Someone who knew more about such things would ask who the hell would hire him to do that, but she merely nodded, trying to look worldly. “Is he gonna get sick?”
“He might be already, which is why it’s imperative I locate him.”
“Well, like Daddy said, we ain’t seen him in years. I had him young,” she confided, as if he hadn’t discerned that from her face. “I was fifteen, a kid myself. I tried to do right by him.”
It was clear she wanted to talk so Cale let her. Maybe he could learn something about his target from his mother’s memories.
“But I guess he was about nine or ten when he started showing signs he wasn’t right. I always thought maybe it was my fault... ’cause I drank and smoked before I knew I was pregnant with him. I did stop, soon as I figured it out, but—” Guilt shone from her like a beacon, creating sad lines beside her mouth.

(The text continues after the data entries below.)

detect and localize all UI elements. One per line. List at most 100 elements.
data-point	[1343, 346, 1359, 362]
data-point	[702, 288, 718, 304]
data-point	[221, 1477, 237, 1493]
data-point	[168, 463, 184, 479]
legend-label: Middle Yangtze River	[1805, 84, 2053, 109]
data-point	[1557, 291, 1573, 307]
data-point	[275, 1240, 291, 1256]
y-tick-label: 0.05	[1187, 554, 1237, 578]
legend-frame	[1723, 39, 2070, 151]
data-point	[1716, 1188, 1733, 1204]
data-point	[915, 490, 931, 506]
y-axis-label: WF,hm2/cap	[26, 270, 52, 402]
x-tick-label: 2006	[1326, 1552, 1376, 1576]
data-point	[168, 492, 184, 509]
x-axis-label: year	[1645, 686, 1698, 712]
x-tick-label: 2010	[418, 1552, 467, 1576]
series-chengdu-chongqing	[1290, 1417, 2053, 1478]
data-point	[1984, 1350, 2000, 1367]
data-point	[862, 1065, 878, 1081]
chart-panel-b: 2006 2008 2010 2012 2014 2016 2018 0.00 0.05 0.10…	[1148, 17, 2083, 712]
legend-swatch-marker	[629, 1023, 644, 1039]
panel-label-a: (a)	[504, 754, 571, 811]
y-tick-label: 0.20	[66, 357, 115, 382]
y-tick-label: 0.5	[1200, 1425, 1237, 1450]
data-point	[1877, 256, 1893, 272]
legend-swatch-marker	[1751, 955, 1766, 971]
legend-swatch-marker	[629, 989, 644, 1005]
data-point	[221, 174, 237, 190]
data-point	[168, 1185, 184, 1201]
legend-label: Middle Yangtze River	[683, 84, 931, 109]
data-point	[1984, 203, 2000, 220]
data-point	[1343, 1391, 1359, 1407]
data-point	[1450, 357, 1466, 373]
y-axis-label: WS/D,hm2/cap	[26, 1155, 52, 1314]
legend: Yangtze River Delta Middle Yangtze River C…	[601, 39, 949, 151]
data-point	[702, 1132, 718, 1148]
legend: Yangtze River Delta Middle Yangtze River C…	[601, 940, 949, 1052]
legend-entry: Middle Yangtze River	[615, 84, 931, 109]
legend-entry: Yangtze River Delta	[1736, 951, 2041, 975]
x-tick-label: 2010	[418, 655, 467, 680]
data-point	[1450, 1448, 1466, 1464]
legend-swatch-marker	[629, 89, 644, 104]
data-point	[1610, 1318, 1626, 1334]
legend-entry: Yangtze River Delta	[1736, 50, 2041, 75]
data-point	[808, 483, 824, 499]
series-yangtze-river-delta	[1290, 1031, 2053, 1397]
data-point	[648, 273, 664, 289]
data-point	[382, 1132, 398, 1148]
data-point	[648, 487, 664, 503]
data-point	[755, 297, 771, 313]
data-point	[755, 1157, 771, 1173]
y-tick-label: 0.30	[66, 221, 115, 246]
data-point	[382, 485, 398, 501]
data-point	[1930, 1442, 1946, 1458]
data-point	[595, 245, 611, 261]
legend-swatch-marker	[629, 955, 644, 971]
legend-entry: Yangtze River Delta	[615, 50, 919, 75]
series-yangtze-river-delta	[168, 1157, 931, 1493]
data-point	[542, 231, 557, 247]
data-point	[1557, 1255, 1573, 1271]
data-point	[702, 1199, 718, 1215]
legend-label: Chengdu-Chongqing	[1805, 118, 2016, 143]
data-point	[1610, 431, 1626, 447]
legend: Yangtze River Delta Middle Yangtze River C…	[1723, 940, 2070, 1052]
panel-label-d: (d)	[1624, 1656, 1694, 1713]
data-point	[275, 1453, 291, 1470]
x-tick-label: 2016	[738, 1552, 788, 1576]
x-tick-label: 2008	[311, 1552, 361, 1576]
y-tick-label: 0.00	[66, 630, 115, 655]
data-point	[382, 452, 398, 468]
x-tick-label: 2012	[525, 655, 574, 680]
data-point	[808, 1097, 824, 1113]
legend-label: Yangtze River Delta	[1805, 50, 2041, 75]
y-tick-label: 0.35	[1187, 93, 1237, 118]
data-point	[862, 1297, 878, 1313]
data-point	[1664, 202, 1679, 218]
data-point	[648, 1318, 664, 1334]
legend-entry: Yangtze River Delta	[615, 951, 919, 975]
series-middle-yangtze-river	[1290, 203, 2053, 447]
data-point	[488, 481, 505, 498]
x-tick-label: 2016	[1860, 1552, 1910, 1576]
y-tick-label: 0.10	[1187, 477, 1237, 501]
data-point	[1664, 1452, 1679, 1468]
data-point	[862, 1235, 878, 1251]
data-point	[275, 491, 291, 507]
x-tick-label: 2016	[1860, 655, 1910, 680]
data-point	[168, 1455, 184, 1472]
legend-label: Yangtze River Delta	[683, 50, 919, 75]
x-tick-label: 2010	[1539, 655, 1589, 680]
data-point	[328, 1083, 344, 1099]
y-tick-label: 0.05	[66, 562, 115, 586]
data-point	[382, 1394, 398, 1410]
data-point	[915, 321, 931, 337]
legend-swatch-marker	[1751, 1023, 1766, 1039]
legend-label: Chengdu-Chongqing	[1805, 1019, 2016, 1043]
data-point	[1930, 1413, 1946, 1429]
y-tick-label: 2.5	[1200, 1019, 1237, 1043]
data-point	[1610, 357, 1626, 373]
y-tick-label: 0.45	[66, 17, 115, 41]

“It’s not your fault,” Kestrel said softly, unexpectedly. “Tyler’s problems didn’t come from one cigarette or a couple of beers. There are indications now that schizophrenia is linked to genetic markers, zinc finger protein 804A and the chromosome six HLA. If there’s no history of mental illness in your family, it might have come from his father’s side.”
Cale glanced at Kestrel in shock, both at her knowledge and her kindness. Dani Golden smiled in a grateful haze, her hands trembling so the ice in her plastic tumbler of tea rattled. To cover his reaction, he took a sip of the tea: over-sweetened but cold. The atmosphere in here felt cloying, as if nothing ever moved. No fresh wind, no progress, just slow stagnation, echoed in the mossy-mold smell from the swamp. From the old man came the sound of another beer can cracking open.
“I guess you’re a scientist,” Dani said. “Somebody who worked for the drug company, but then you realized the product was bad, so you turned whistleblower?”
That was a surprising analysis from a woman he had taken to be completely credulous. He revised his list of queries accordingly. If he made her suspicious, she would throw them out before he learned anything.